En franchissant la ligne à Morzine, Chris Froome a esquissé un très léger sourire. Toujours dans la retenue, surtout en public, et encore davantage tant que la course n’est pas véritablement terminée. Ce n’est qu’à partir de ce soir qu’il pourra se lâcher, en petit comité et loin des caméras. Et profiter comme il se doit d’une troisième victoire dans le Tour qui veut dire beaucoup.

Le méchant devenu gentil

En 2013 puis en 2015, lors de ses deux premières victoires finales, il avait eu droit à toutes les critiques et à toutes les suspicions. Ses performances étaient invraisemblables, son équipe cadenassait la course, il passait ses journées à regarder ses pieds ou son SRM, on ne saura jamais, et il dégageait une sympathie toute relative. Et cette année, si peu de choses ont changé. Mais Froome s’est montré sous un nouveau jour : plus humain et plein de panache. Assez pour faire évoluer son image. Le méchant est devenu le gentil face à des concurrents d’un ennui terrible. Une descente improbable vers Bagnères-de-Luchon a été le premier signe que le Britannique ne ferait pas de ce Tour 2016 un remake des précédents. Il a voulu être celui qui fait la course, et il s’y est employé à la perfection. Voir un Maillot Jaune sortir à moins de quinze kilomètres de l’arrivée sur une étape de plaine, comme il l’a fait à Montpellier, on ne l’avait pas vu depuis un moment. Lui l’a fait. Ca valait un peu le coup pour les quelques secondes qu’il a grappillé, et beaucoup pour l’émotion qu’a suscité ce final inattendu.

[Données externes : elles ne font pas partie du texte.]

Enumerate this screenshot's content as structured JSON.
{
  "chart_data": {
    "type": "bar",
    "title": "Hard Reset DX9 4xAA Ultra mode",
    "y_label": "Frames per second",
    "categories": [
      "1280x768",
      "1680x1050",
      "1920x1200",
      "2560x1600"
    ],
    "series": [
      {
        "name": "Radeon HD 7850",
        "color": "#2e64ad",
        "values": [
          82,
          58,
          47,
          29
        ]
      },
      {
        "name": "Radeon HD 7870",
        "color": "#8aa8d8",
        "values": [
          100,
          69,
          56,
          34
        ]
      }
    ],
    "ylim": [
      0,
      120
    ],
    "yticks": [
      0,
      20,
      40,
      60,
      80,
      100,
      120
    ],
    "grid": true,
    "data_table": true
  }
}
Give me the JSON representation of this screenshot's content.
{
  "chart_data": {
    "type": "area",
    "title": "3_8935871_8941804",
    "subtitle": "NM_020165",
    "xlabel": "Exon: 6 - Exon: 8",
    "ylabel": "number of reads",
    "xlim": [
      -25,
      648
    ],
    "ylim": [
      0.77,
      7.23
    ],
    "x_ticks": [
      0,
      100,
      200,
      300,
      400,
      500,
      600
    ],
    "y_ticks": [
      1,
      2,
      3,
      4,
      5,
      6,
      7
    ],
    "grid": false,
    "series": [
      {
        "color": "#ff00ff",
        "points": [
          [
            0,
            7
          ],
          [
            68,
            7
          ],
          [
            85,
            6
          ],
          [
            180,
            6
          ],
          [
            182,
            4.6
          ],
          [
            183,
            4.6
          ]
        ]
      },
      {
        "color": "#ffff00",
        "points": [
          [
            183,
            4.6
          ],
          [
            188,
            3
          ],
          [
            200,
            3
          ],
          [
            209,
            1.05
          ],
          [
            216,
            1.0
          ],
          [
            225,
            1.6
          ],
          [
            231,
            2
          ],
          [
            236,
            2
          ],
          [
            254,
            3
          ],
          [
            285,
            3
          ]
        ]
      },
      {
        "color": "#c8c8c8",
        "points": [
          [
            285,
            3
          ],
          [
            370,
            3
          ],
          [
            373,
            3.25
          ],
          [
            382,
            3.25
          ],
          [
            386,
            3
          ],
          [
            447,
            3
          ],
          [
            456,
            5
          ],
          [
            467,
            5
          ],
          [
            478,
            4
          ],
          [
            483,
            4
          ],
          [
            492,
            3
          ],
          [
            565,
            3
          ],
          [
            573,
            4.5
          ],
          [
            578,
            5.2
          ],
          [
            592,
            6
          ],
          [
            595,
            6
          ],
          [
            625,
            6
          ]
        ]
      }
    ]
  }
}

« Froomey » aurait sans doute encore gagné en popularité si dans le Ventoux, on ne lui avait pas rendu son temps perdu, une minute et quarante secondes au total, après qu’une moto a brisé son vélo. Avec la marge dont il disposait sur ses adversaires, il aurait quand même gagné le Tour. Mais c’est dans ces moments que la rigidité de la Sky reprend le dessus : rien ne méritait pour le clan britannique de faire une croix sur cette avance acquise au terme des douze premiers jours de course. Et Froome lui-même était finalement plus tranquille avec ce petit matelas. Il a pu gérer tranquillement la dernière semaine pour venir profiter, ce dimanche après-midi, d’un troisième succès à Paris. Entre-temps, il n’aura pas manqué de feinter une attaque dans le Grand Colombier, de répondre en français à beaucoup d’interviews et même d’offrir un maillot dédicacé au futur retraité Gérard Holtz. Chris Froome est un mec bien, on le sait depuis longtemps. Mais les doutes qui pesaient sur lui faisaient jusque-là passer au second plan sa personnalité. Aujourd’hui, alors qu’il s’est montré tout aussi dominateur que ces trois dernières semaines, tout semble si différent.

Sur les talons des plus grands

C’est finalement le pouvoir du panache. Le public aime les coureurs qui font la course et le spectacle, et préfèrent ne plus se demander si l’intéressé mérite ou non une confiance aveugle. C’est ce que Froome a gagné en ce mois de juillet, et c’est ce qui rend sa victoire encore plus belle. Il n’est plus l’homme à abattre, celui qu’il faut faire tomber de son piédestal. L’énervement de ces dernières années a laissé place à l’admiration, et on ne saura jamais si les quelques sifflets du Ventoux étaient pour le leader de la Sky ou pour l’organisation. Qu’importe, au moment de rejoindre Thys, Bobet et Lemond dans le palmarès de la Grande Boucle, l’enfant de Nairobi peut envisager sereinement son avenir dans le Tour. Les quatre grands Anquetil, Merckx, Hinault et Indurain ne sont plus qu’à deux longueurs. Et Froome n’a « que » 31 ans. Contrairement à Wiggins avant lui, il a prouvé qu’il pouvait supporter l’intensité de la préparation « made in Sky » plusieurs années de suite. Sans que rien ni personne ne semble en mesure de l’arrêter, mais en allant chercher, petit à petit, l’appui du public. Sans doute son plus grand exploit.